Iran ready to kidnap Americans if US strikes Syria: Report

The debate over whether US Congress approves the Obama administration's plan to strike Syria for its use of chemical weapons is being closely watched in Iran.

The country is weighing whether to order Hezbollah to launch rockets at Israel or target US warships in the Mediterranean. Or they could send shadowy groups for suicide-bomb attacks against Israelis and Americans.

One blogger even said that Iran could try kidnapping families of American military officers in far-flung corners of the globe.

According to the Washington Times, the range of statements emanating from Tehran in the past week has shown that Iran's leaders are apparently not in agreement over exactly what they would do.

Trita Parsi, who heads the National Iranian American Council, said that if the US strikes Syria, there's going to be an intense debate inside Iran as to whether or not respond, and if so how.

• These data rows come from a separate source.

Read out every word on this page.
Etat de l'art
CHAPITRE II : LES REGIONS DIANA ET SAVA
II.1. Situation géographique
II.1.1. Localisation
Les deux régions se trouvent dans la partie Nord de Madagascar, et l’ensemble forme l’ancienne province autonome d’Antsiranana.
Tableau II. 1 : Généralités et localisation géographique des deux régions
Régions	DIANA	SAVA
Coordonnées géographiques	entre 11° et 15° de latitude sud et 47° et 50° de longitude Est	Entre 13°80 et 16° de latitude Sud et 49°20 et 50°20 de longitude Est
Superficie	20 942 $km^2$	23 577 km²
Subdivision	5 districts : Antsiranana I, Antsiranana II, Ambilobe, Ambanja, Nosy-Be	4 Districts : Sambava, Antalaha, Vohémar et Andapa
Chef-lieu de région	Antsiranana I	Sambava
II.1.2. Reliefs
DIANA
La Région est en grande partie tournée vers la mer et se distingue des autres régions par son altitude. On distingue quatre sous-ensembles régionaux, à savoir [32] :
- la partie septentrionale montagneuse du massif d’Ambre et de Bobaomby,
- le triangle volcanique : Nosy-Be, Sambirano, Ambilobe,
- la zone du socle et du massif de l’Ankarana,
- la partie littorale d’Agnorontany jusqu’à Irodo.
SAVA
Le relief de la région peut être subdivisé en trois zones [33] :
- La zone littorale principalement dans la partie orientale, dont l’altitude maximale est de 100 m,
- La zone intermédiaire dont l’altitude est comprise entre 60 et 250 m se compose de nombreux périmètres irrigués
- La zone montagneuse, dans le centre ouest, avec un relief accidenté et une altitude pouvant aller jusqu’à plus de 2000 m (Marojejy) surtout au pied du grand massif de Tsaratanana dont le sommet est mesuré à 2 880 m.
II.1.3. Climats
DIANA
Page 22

According to the report, both Iran's Supreme Leader Ayatollah Ali Khamenei and the general in charge of the nation's elite military force have said a US strike will result in attacks on US interests in the Middle East.

Meanwhile, the extent and details of the relationship between Iran and Syria remains mysterious.

The two nations have been allies to some extent since the 1980s, when Syria was the only major Arab state to side with Iran in its war with Saddam Hussein's Iraq, the report said.

According to the report, one of the more outlandish calls for retribution to a possible US strike appeared last week from Iranian blogger Ali Reza Forghani, who called for kidnapping and amputations of American civilians worldwide.

Within hours of a US strike on Syria "a family member of every US minister, US ambassadors and US military commanders around the world will be abducted", Forghani wrote in a post that also personally warned Obama that there are many people "all around the world that can assault, his daughter, Sasha".

But Western analysts said Forghani, while being known for radical positions and posting from a country that tightly regulates Internet access, has a narcissistic streak, and they do not believe he represents the official Iranian line, the report added.